Thursday, April 21, 2011

Day 4 at the National Hurricane Conference

This has clearly been one of the best National Hurricane Conferences that I have attended in the last decade. The presentations that I have attended have been high quality and with timely topics. The presentations, plus the opportunity to interact with professionals around the country, make this an excellent conference for emergency managers.

Curt Sommerhoff, the Emergency Mangement Director for Miami-Dade County, gave an outstanding presentation on the county's sheltering program and a new program that they are piloting for FEMA. This pilot involves identifying faith based and community organizations that provide some kind of service in a disaster. This is a perfect example of Craig Fugate's Whole of Community concept. Craig says to "plan for the real, not for the easy."

Mark Askey, FEMA Mass Care, talked about the beginning of the discussion towards development of a national Mass Care Strategy. FEMA, the Red Cross and the Voluntary Organizations Active in Disaster (VOAD) are going to lead the effort. Look in the near future for VOAD to publish a web site where everyone can first, know about this effort and second, have an opportunity to contribute to the development of this strategy.

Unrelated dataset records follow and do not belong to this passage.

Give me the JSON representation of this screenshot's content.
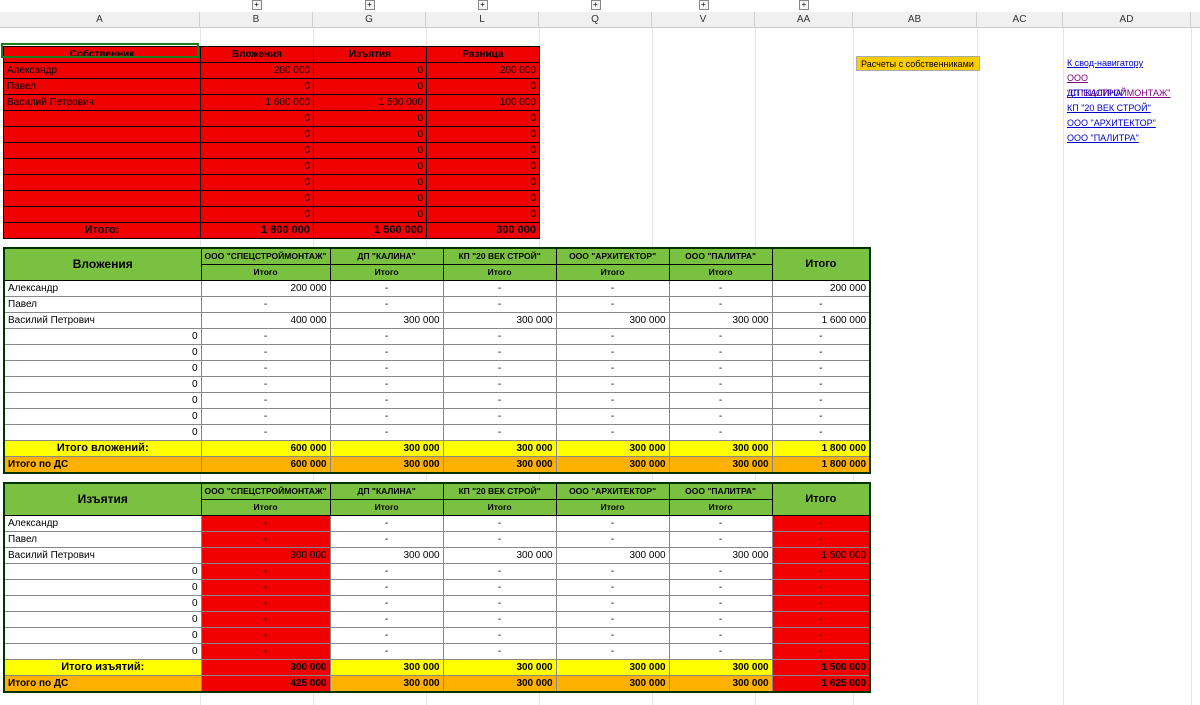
{
  "columns": [
    "A",
    "B",
    "G",
    "L",
    "Q",
    "V",
    "AA",
    "AB",
    "AC",
    "AD"
  ],
  "expand_positions": [
    "B",
    "G",
    "L",
    "Q",
    "V",
    "AA"
  ],
  "side": {
    "title": "Расчеты с собственниками",
    "links": [
      {
        "text": "К свод-навигатору",
        "color": "blue"
      },
      {
        "text": "ООО \"СПЕЦСТРОЙМОНТАЖ\"",
        "color": "purple"
      },
      {
        "text": "ДП \"КАЛИНА\"",
        "color": "blue"
      },
      {
        "text": "КП \"20 ВЕК СТРОЙ\"",
        "color": "blue"
      },
      {
        "text": "ООО \"АРХИТЕКТОР\"",
        "color": "blue"
      },
      {
        "text": "ООО \"ПАЛИТРА\"",
        "color": "blue"
      }
    ]
  },
  "red_table": {
    "headers": [
      "Собственник",
      "Вложения",
      "Изъятия",
      "Разница"
    ],
    "rows": [
      {
        "owner": "Александр",
        "inv": "200 000",
        "wd": "0",
        "diff": "200 000"
      },
      {
        "owner": "Павел",
        "inv": "0",
        "wd": "0",
        "diff": "0"
      },
      {
        "owner": "Василий Петрович",
        "inv": "1 600 000",
        "wd": "1 500 000",
        "diff": "100 000"
      },
      {
        "owner": "",
        "inv": "0",
        "wd": "0",
        "diff": "0"
      },
      {
        "owner": "",
        "inv": "0",
        "wd": "0",
        "diff": "0"
      },
      {
        "owner": "",
        "inv": "0",
        "wd": "0",
        "diff": "0"
      },
      {
        "owner": "",
        "inv": "0",
        "wd": "0",
        "diff": "0"
      },
      {
        "owner": "",
        "inv": "0",
        "wd": "0",
        "diff": "0"
      },
      {
        "owner": "",
        "inv": "0",
        "wd": "0",
        "diff": "0"
      },
      {
        "owner": "",
        "inv": "0",
        "wd": "0",
        "diff": "0"
      }
    ],
    "total": {
      "label": "Итого:",
      "inv": "1 800 000",
      "wd": "1 500 000",
      "diff": "300 000"
    }
  },
  "invest_table": {
    "title": "Вложения",
    "companies": [
      "ООО \"СПЕЦСТРОЙМОНТАЖ\"",
      "ДП \"КАЛИНА\"",
      "КП \"20 ВЕК СТРОЙ\"",
      "ООО \"АРХИТЕКТОР\"",
      "ООО \"ПАЛИТРА\""
    ],
    "subheader": "Итого",
    "total_col": "Итого",
    "rows": [
      {
        "owner": "Александр",
        "v": [
          "200 000",
          "-",
          "-",
          "-",
          "-"
        ],
        "total": "200 000"
      },
      {
        "owner": "Павел",
        "v": [
          "-",
          "-",
          "-",
          "-",
          "-"
        ],
        "total": "-"
      },
      {
        "owner": "Василий Петрович",
        "v": [
          "400 000",
          "300 000",
          "300 000",
          "300 000",
          "300 000"
        ],
        "total": "1 600 000"
      },
      {
        "owner": "0",
        "v": [
          "-",
          "-",
          "-",
          "-",
          "-"
        ],
        "total": "-"
      },
      {
        "owner": "0",
        "v": [
          "-",
          "-",
          "-",
          "-",
          "-"
        ],
        "total": "-"
      },
      {
        "owner": "0",
        "v": [
          "-",
          "-",
          "-",
          "-",
          "-"
        ],
        "total": "-"
      },
      {
        "owner": "0",
        "v": [
          "-",
          "-",
          "-",
          "-",
          "-"
        ],
        "total": "-"
      },
      {
        "owner": "0",
        "v": [
          "-",
          "-",
          "-",
          "-",
          "-"
        ],
        "total": "-"
      },
      {
        "owner": "0",
        "v": [
          "-",
          "-",
          "-",
          "-",
          "-"
        ],
        "total": "-"
      },
      {
        "owner": "0",
        "v": [
          "-",
          "-",
          "-",
          "-",
          "-"
        ],
        "total": "-"
      }
    ],
    "total_row": {
      "label": "Итого вложений:",
      "v": [
        "600 000",
        "300 000",
        "300 000",
        "300 000",
        "300 000"
      ],
      "total": "1 800 000"
    },
    "ds_row": {
      "label": "Итого по ДС",
      "v": [
        "600 000",
        "300 000",
        "300 000",
        "300 000",
        "300 000"
      ],
      "total": "1 800 000"
    }
  },
  "withdraw_table": {
    "title": "Изъятия",
    "companies": [
      "ООО \"СПЕЦСТРОЙМОНТАЖ\"",
      "ДП \"КАЛИНА\"",
      "КП \"20 ВЕК СТРОЙ\"",
      "ООО \"АРХИТЕКТОР\"",
      "ООО \"ПАЛИТРА\""
    ],
    "subheader": "Итого",
    "total_col": "Итого",
    "rows": [
      {
        "owner": "Александр",
        "v": [
          "-",
          "-",
          "-",
          "-",
          "-"
        ],
        "total": "-"
      },
      {
        "owner": "Павел",
        "v": [
          "-",
          "-",
          "-",
          "-",
          "-"
        ],
        "total": "-"
      },
      {
        "owner": "Василий Петрович",
        "v": [
          "300 000",
          "300 000",
          "300 000",
          "300 000",
          "300 000"
        ],
        "total": "1 500 000"
      },
      {
        "owner": "0",
        "v": [
          "-",
          "-",
          "-",
          "-",
          "-"
        ],
        "total": "-"
      },
      {
        "owner": "0",
        "v": [
          "-",
          "-",
          "-",
          "-",
          "-"
        ],
        "total": "-"
      },
      {
        "owner": "0",
        "v": [
          "-",
          "-",
          "-",
          "-",
          "-"
        ],
        "total": "-"
      },
      {
        "owner": "0",
        "v": [
          "-",
          "-",
          "-",
          "-",
          "-"
        ],
        "total": "-"
      },
      {
        "owner": "0",
        "v": [
          "-",
          "-",
          "-",
          "-",
          "-"
        ],
        "total": "-"
      },
      {
        "owner": "0",
        "v": [
          "-",
          "-",
          "-",
          "-",
          "-"
        ],
        "total": "-"
      }
    ],
    "total_row": {
      "label": "Итого изъятий:",
      "v": [
        "300 000",
        "300 000",
        "300 000",
        "300 000",
        "300 000"
      ],
      "total": "1 500 000"
    },
    "ds_row": {
      "label": "Итого по ДС",
      "v": [
        "425 000",
        "300 000",
        "300 000",
        "300 000",
        "300 000"
      ],
      "total": "1 625 000"
    }
  },
  "col_widths": {
    "A": 200,
    "B": 113,
    "G": 113,
    "L": 113,
    "Q": 113,
    "V": 103,
    "AA": 98,
    "AB": 124,
    "AC": 86,
    "AD": 128
  }
}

I rushed back from lunch to listen to Marcie Roth, FEMA's functional needs guru. This is a controversial topic, and Marcie gets to travel around the country telling emergency managers what they don't want to hear. She had some breaking news: FEMA will soon release an Information Bulletin on how jurisdictions can apply for Homeland Security grants to meet their functional needs requirements in general population sheltering.

Many emergency managers are still in denial about how we must change our operational procedures to meet with this federal guidance. Others have moved beyond Denial and are mired in Grief about the whole thing. Others, like me, have passed beyond these two stages and have arrived at Resignation. We know we have to do it, we just don't know how.

Eventually we will get beyond this issue and move on to another. The planning effort we have undertaken in Florida will get us there, just not by the start of this hurricane season.